Bloomberg Businessweek August 23, 2021 pp38-43 “Methane Hunters” “Scientists and activists are racing to find globe-warming leaks in America’s largest oil field-and get them plugged before they cook the planet further” By Zachary R. Mider
Read the Bloomberg Businessweek article for all detail
Summary offered by 2244
Unbeknownst to most of us, “methane [AKA Natural Gas] has many times carbon’s [AKA CO2] warming power and is thought to be responsible for about a quarter of the increase in global temperatures caused by humans.” Still CO2 “from burning fossil fuels is the principal cause of global warming.” But methane leaks into the environment present as a major addressable opportunity to reduce greenhouse gases.
Why is reducing methane such an opportunity?
Scientists and activists using everything from methane-sensing-hand-held-instruments to methane-sensing-aircraft and -satellites have discovered the largest single source of methane leakage is from the Permian Basin. This area consists of a 150 mile wide swath of Texas and New Mexico long known for its prolific production of fuel oil and natural gas.
So how can mankind address this leakage of natural gas?
Experts believe there are two key methods for reducing or eliminating the release of natural gas as a byproduct of the oil-drilling process. First, oil producers can directly connect oil wells to natural gas pipelines to siphon off the natural gas being released as part of the oil-drilling process. Second, and less desirable, burn off the natural gas as it egresses from the oil well.
What is preventing us from trapping this rich source of greenhouse gas?
The oil and gas industry has historically focused on oil. Oil typically generates higher revenue and higher profit than natural gas. The demand is greater for oil and collecting and delivering oil to market is relatively easy. So capturing natural gas escaping from oil wells hasn’t been a focus. To avoid safety and environmental health concerns, companies have simply burned off the natural gas byproduct. Burning off natural gas, from oil wells, produces CO2 but that amount is small compared to the global production of CO2 from burning all fossil fuels for transportation and energy-generation. When compared to methane as a greenhouse gas, CO2 is not nearly as effective as methane in warming the planet. As it turns out, these natural gas flares often fail and when they fail they are not readily detected and remediated. Methane then is free-flowing unchecked into the air.

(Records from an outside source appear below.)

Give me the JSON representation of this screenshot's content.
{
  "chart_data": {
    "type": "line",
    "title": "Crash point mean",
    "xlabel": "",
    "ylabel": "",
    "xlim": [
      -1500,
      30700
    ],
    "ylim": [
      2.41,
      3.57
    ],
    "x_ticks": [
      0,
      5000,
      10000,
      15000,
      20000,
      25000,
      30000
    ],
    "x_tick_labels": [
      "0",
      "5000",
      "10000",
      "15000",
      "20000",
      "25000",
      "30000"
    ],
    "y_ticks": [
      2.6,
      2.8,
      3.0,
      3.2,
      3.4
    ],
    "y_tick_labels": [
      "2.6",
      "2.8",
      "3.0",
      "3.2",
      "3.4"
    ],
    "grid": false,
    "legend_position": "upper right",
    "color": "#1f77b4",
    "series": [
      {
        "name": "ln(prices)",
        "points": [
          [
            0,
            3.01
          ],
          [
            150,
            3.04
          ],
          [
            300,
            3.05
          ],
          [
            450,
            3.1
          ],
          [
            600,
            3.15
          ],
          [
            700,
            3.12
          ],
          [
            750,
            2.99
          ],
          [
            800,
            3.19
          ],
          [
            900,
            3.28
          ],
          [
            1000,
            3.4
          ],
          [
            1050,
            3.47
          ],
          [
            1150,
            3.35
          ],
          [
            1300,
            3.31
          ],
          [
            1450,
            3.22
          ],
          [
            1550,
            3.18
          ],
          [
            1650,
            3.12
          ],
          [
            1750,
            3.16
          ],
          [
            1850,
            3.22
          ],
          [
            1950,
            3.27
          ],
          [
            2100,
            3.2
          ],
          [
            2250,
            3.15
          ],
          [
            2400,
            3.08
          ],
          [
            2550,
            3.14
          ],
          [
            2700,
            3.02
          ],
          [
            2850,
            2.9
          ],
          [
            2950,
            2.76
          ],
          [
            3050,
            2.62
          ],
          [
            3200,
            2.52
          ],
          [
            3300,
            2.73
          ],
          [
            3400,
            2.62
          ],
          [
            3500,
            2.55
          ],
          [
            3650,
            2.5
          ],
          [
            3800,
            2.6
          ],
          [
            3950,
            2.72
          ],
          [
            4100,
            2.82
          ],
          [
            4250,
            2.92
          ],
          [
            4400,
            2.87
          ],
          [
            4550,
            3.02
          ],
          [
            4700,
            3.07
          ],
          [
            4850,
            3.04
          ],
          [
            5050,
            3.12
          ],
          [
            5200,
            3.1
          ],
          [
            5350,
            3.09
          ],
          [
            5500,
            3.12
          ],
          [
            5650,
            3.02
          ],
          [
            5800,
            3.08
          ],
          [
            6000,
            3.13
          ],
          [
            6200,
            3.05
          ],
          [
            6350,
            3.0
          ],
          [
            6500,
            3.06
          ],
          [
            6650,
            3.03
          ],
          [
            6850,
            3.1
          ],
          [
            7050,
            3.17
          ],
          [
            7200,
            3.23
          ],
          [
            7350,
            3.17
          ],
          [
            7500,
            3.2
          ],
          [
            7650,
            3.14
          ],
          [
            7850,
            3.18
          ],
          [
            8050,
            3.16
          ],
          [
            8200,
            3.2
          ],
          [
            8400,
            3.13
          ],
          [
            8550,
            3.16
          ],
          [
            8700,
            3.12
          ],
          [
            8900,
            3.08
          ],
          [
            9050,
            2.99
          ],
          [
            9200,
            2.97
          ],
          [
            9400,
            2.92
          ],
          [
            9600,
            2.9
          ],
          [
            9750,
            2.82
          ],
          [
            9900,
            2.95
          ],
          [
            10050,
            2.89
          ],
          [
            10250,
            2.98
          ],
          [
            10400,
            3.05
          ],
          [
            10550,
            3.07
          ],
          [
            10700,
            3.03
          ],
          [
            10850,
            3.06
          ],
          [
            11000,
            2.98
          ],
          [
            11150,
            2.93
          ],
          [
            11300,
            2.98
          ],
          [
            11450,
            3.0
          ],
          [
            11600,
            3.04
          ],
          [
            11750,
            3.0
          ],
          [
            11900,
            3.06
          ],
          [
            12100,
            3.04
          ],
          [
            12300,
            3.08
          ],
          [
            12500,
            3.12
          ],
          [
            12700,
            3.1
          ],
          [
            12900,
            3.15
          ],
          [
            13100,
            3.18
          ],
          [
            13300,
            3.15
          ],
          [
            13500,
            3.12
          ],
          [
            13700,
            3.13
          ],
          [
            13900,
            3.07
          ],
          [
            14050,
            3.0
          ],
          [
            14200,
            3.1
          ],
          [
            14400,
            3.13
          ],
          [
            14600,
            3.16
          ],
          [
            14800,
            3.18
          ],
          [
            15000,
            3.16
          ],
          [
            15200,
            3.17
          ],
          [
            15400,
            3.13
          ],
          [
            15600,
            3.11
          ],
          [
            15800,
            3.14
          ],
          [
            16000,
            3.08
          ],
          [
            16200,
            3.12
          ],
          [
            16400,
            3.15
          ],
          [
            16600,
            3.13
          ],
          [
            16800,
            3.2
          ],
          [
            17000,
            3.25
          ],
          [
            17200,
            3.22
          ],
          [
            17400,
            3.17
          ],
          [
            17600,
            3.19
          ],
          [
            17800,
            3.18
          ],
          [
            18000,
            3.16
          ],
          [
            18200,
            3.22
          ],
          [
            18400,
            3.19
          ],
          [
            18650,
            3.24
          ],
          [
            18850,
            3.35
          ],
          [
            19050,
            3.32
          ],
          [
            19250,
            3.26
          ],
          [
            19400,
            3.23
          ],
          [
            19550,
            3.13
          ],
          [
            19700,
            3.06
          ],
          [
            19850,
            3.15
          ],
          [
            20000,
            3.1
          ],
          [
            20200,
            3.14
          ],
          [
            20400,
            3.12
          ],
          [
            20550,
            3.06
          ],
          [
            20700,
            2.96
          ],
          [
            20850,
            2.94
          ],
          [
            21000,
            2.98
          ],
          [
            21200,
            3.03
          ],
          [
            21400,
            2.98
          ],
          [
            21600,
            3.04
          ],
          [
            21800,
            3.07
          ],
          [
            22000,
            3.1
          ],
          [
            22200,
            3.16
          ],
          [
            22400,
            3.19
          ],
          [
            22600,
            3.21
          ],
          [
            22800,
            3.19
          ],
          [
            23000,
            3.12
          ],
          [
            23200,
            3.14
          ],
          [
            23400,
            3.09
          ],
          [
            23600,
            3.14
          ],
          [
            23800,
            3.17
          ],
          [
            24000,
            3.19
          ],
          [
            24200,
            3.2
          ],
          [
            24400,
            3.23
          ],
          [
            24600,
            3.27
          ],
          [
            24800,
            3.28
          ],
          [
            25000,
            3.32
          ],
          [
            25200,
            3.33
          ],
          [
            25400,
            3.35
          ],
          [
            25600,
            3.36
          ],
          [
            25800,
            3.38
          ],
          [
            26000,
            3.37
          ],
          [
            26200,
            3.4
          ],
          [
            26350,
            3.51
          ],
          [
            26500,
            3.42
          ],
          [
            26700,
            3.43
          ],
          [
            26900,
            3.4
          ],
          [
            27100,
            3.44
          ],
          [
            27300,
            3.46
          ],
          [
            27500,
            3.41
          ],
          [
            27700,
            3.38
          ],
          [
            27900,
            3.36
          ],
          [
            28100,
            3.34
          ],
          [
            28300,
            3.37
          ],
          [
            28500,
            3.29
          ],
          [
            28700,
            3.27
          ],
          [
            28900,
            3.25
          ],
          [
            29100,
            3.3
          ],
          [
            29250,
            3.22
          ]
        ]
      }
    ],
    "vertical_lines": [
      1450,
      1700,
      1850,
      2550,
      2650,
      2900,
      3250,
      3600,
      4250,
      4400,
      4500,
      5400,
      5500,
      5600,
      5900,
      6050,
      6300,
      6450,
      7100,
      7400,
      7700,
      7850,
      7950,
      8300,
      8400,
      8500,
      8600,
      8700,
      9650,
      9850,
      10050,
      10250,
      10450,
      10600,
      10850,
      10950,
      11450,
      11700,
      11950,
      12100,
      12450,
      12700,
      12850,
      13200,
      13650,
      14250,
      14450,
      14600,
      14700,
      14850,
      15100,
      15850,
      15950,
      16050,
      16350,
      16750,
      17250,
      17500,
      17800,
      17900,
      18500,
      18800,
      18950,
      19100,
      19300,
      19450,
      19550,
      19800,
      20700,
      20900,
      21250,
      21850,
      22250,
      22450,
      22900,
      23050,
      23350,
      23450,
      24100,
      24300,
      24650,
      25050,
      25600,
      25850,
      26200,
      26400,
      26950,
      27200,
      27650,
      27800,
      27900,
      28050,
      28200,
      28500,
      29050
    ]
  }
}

Rather than burning natural gas leaking from wells, what else can be done to prevent methane from natural gas escaping into the environment?
The simple answer is that if you can burn-off natural gas you can also collect it for resale. This of course is easier said than done. Setting complicated systems to capture and transport natural gas to market require deliberate efforts in engineering and significant investment. Some large, publicly-held, companies are taking voluntary actions to avoid fallout from investors, scientists and activists. Activists using techniques on the ground, in aircraft and in spacecraft (satellites) “are acting as self-appointed private eyes, running their own Permian monitoring programs and pressuring companies directly. Others are more blunt and say “the only way to clean up the Permian Basin...is to stop drilling.” Lastly, while “Wall street is forcing large companies to take action...but many private operators are still doing what they please.” Experts believe that seeking government regulation to restrict methane release is not going to be an effective or "practical way to resolve methane leakage.”
What’s the net effect of this leaking of methane from the Permian Basin?
Sadly, the current rate of methane leakage “erases most of natural gas’s advantage over coal, especially, in the short term.”